Abdelaali El Badaoui, entrepreneur social, fondateur de l’association Banlieues Climat était interrogé sur le pouvoir d'agir des citoyens et les moyens pour le renforcer. Il a insisté sur le travail d'organisations comme Emmaüs qui ont marqué son parcours et l'action qu'il porte au sein de Banlieues climat pour co-construire avec les habitants les réponses d'intérêt général aux besoins identifiés. Il utilise la métaphore du "plancton" sans lequel aucune biodiversité marine est possible : pour lui l'Economie Sociale et Solidaire joue un rôle similaire dans la vie de nombreux quartiers.
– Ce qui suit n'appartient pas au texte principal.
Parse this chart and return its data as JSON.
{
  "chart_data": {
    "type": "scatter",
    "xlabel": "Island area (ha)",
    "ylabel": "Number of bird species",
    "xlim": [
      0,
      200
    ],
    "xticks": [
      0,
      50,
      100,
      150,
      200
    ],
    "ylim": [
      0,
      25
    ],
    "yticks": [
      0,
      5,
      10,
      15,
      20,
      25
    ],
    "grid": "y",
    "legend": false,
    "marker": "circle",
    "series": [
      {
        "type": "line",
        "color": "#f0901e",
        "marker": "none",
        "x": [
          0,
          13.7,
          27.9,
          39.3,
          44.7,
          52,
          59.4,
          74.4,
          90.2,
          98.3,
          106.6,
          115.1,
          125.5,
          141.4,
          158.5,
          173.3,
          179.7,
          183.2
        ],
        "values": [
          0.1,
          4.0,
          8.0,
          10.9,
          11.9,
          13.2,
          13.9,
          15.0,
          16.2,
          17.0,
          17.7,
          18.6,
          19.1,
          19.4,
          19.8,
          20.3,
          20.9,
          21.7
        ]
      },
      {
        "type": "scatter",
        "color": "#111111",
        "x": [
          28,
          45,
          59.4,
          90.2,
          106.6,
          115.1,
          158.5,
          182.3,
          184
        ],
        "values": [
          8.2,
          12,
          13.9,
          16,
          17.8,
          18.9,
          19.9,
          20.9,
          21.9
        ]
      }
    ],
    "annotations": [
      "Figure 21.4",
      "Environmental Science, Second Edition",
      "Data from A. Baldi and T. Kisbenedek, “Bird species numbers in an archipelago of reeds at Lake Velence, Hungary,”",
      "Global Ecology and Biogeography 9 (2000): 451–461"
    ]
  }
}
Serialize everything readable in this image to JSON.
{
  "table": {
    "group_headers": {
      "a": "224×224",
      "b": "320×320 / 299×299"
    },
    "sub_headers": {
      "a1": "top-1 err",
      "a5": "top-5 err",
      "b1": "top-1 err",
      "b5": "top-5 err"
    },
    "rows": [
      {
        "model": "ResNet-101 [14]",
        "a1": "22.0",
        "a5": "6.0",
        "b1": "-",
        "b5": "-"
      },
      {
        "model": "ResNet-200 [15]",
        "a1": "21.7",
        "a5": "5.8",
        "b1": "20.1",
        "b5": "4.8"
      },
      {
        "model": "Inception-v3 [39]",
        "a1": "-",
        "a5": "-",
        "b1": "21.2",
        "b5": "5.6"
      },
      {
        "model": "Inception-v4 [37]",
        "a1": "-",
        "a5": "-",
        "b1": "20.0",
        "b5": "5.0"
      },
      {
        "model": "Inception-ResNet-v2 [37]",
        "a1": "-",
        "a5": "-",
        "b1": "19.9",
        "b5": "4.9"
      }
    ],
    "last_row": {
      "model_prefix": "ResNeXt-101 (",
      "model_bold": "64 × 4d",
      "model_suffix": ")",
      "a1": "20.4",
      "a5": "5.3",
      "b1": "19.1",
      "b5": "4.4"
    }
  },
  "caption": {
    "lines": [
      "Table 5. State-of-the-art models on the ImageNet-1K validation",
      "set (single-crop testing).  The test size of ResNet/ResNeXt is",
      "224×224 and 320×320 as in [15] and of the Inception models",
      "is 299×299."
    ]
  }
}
Amandine Lebreton, directrice du Pacte du Pouvoir de Vivre, a répondu à la question "Comment co-construire des politiques publiques avec la société civile organisée ?". Elle a mis en exergue le rôle de la société civile organisée et la nécessité d'espaces de réflexion collective et d'actions pour réparer la démocratie face à la verticalité du pouvoir et à la détérioriation de la concertation. Elle identifie 4 leviers :
- Le temps long : les coups de communication ont un effet délétère, il faut construire des processus sur le long terme
- Se retrousser les manches : les sujets sont complexes, il faut y être prêt
- Créer des espaces de confrontation, qui ne nient pas le débat et lui donne un lieu d'expression
- Accepter le compromis, sortir de son couloir de nage, accepter les différences
Lionnel Rainfray, à la tête du comité ESS du Medef a était interrogé sur l'apport des entreprises à la réalisation d'un bien commun. Il a noté des évolutions au sein de l'économie conventionnelle, où les entreprises sont plus nombreuses à sortir d'une logique uniquement de "profits" pour prendre "leur part" dans les enjeux sociétaux tels que la transition écologique, la création d'emploi et le partage de richesses, le sens au travail. Au sein du comité ESS du Medef, un travail a lieu pour créer des forums régionaux avec les Chambres régionales de l'ESS pour faire des ponts entre l'économie conventionnelle et l'Economie Sociale et Solidaire. L'objectif est que les entreprises conventionnelles puissent s'inspirer des valeurs et projets portés par l'ESS. Il a également insisté sur les enjeux de RSE et de responsabilité territoriale des entreprises auxquels l'ESS apporte une forte contribution.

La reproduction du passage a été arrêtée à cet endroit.